Border - Natural Borders

Natural Borders

Natural borders are geographical features that present natural obstacles to communication and transport. Existing political borders are often a formalization of these historical, natural obstacles.

Some geographical features that often constitute natural borders are:

  • Oceans: oceans create very costly natural borders. Very few nation states span more than one continent. Only very large and resource-rich states are able to sustain the costs of governance across oceans for longer periods of time.
  • Rivers: some political borders have been formalized along natural borders formed by rivers. Some examples are; the Rio Grande border (Mexico-USA), the Rhine border (France-Germany), and the Mekong border (Thailand-Laos)
  • Lakes: larger lakes create natural borders.

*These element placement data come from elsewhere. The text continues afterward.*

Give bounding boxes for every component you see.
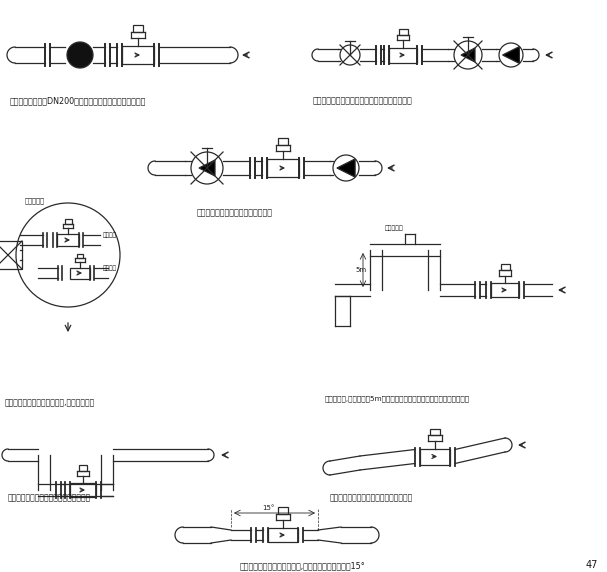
Polygon shape: [461, 48, 475, 62]
Text: 5m: 5m: [355, 267, 366, 273]
Bar: [133, 25, 143, 32]
Text: 敌口灌入或排放流量计安装在管道低段区: 敌口灌入或排放流量计安装在管道低段区: [8, 493, 91, 502]
Text: 为避免夹附气体引起测量误差,流量计的安装: 为避免夹附气体引起测量误差,流量计的安装: [5, 398, 95, 407]
Bar: [268, 528, 298, 542]
Bar: [64, 219, 72, 224]
Text: 在大口径流量计（DN200以上）安装管线上要加接弹性管件: 在大口径流量计（DN200以上）安装管线上要加接弹性管件: [10, 96, 146, 105]
Text: 为防止真空，流量计应装在泵的后面: 为防止真空，流量计应装在泵的后面: [197, 208, 273, 217]
Bar: [267, 159, 299, 177]
Bar: [57, 234, 79, 246]
Text: 最佳位置: 最佳位置: [103, 232, 117, 238]
Bar: [501, 264, 509, 271]
Text: 管道最高点: 管道最高点: [25, 197, 45, 204]
Bar: [420, 448, 450, 464]
Polygon shape: [337, 159, 355, 177]
Bar: [491, 283, 519, 297]
Bar: [70, 268, 90, 279]
Bar: [79, 465, 87, 471]
Text: 水平管道流量计安装在稍稍向上的管道区: 水平管道流量计安装在稍稍向上的管道区: [330, 493, 413, 502]
Polygon shape: [503, 46, 520, 63]
Bar: [278, 507, 288, 514]
Text: 长管线上控制阀和切断鄀要安装在流量计的下游: 长管线上控制阀和切断鄀要安装在流量计的下游: [313, 96, 413, 105]
Bar: [389, 47, 417, 62]
Bar: [0, 241, 22, 269]
Bar: [70, 483, 96, 497]
Text: 流量计上下游管道为异径管时,异径管中心锥角应小于15°: 流量计上下游管道为异径管时,异径管中心锥角应小于15°: [240, 561, 366, 570]
Text: 15°: 15°: [262, 505, 274, 511]
Polygon shape: [199, 160, 215, 176]
Text: 47: 47: [586, 560, 598, 570]
Text: 合理位置: 合理位置: [103, 265, 117, 271]
Bar: [430, 428, 439, 435]
Bar: [76, 254, 83, 259]
Bar: [278, 138, 288, 145]
Circle shape: [67, 42, 93, 68]
Bar: [122, 46, 154, 64]
Text: 为防止真空,落差管超过5m长时要在流量计下流最高位置上装自动排气鄀: 为防止真空,落差管超过5m长时要在流量计下流最高位置上装自动排气鄀: [325, 395, 470, 402]
Bar: [399, 29, 407, 35]
Text: 自动排气孔: 自动排气孔: [385, 225, 404, 231]
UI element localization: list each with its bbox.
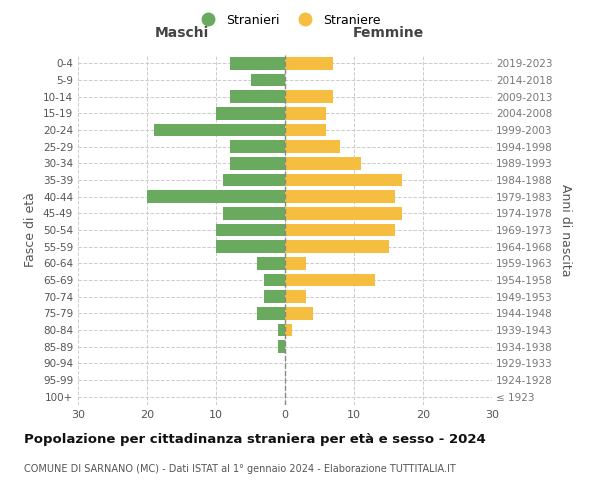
- Text: Femmine: Femmine: [353, 26, 424, 40]
- Bar: [285, 140, 340, 153]
- Bar: [230, 140, 285, 153]
- Bar: [285, 107, 326, 120]
- Bar: [216, 240, 285, 253]
- Y-axis label: Anni di nascita: Anni di nascita: [559, 184, 572, 276]
- Bar: [285, 157, 361, 170]
- Bar: [278, 324, 285, 336]
- Bar: [251, 74, 285, 86]
- Bar: [265, 274, 285, 286]
- Text: COMUNE DI SARNANO (MC) - Dati ISTAT al 1° gennaio 2024 - Elaborazione TUTTITALIA: COMUNE DI SARNANO (MC) - Dati ISTAT al 1…: [24, 464, 456, 474]
- Bar: [257, 307, 285, 320]
- Bar: [285, 307, 313, 320]
- Bar: [230, 90, 285, 103]
- Bar: [285, 274, 374, 286]
- Bar: [154, 124, 285, 136]
- Bar: [285, 90, 334, 103]
- Bar: [230, 157, 285, 170]
- Bar: [257, 257, 285, 270]
- Bar: [285, 57, 334, 70]
- Legend: Stranieri, Straniere: Stranieri, Straniere: [190, 8, 386, 32]
- Bar: [285, 224, 395, 236]
- Text: Maschi: Maschi: [154, 26, 209, 40]
- Bar: [278, 340, 285, 353]
- Bar: [285, 324, 292, 336]
- Bar: [230, 57, 285, 70]
- Bar: [285, 207, 402, 220]
- Bar: [285, 190, 395, 203]
- Bar: [285, 124, 326, 136]
- Bar: [223, 207, 285, 220]
- Bar: [285, 240, 389, 253]
- Bar: [223, 174, 285, 186]
- Bar: [285, 174, 402, 186]
- Bar: [285, 290, 306, 303]
- Bar: [265, 290, 285, 303]
- Y-axis label: Fasce di età: Fasce di età: [25, 192, 37, 268]
- Bar: [216, 224, 285, 236]
- Bar: [216, 107, 285, 120]
- Bar: [147, 190, 285, 203]
- Bar: [285, 257, 306, 270]
- Text: Popolazione per cittadinanza straniera per età e sesso - 2024: Popolazione per cittadinanza straniera p…: [24, 432, 486, 446]
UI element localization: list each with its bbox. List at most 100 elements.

One example is the natural border created by Lake Tanganyika (Congo-Burundi-Tanzania-Zambia)
  • Forests: denser jungles or forests can create strong natural borders. One example of a natural forest border is the Amazon rain forest (Colombia-Venezuela-Guyana-Brazil-Bolivia-Peru)
  • Mountain ranges: research on borders suggests that mountains have especially strong effects as natural borders. Many nations in Europe and Asia have had their political borders defined along mountain ranges.

Throughout history, technological advances have reduced the costs of transport and communication across these natural borders. This has reduced the significance of natural borders over time. As a result, political borders that have been formalized more recently — such as those in Africa or Americas — typically conform less to natural borders than very old borders — such as those in Europe or Asia — do. States whose borders conform to natural borders are, for similar reasons, more likely to be strong nation-states.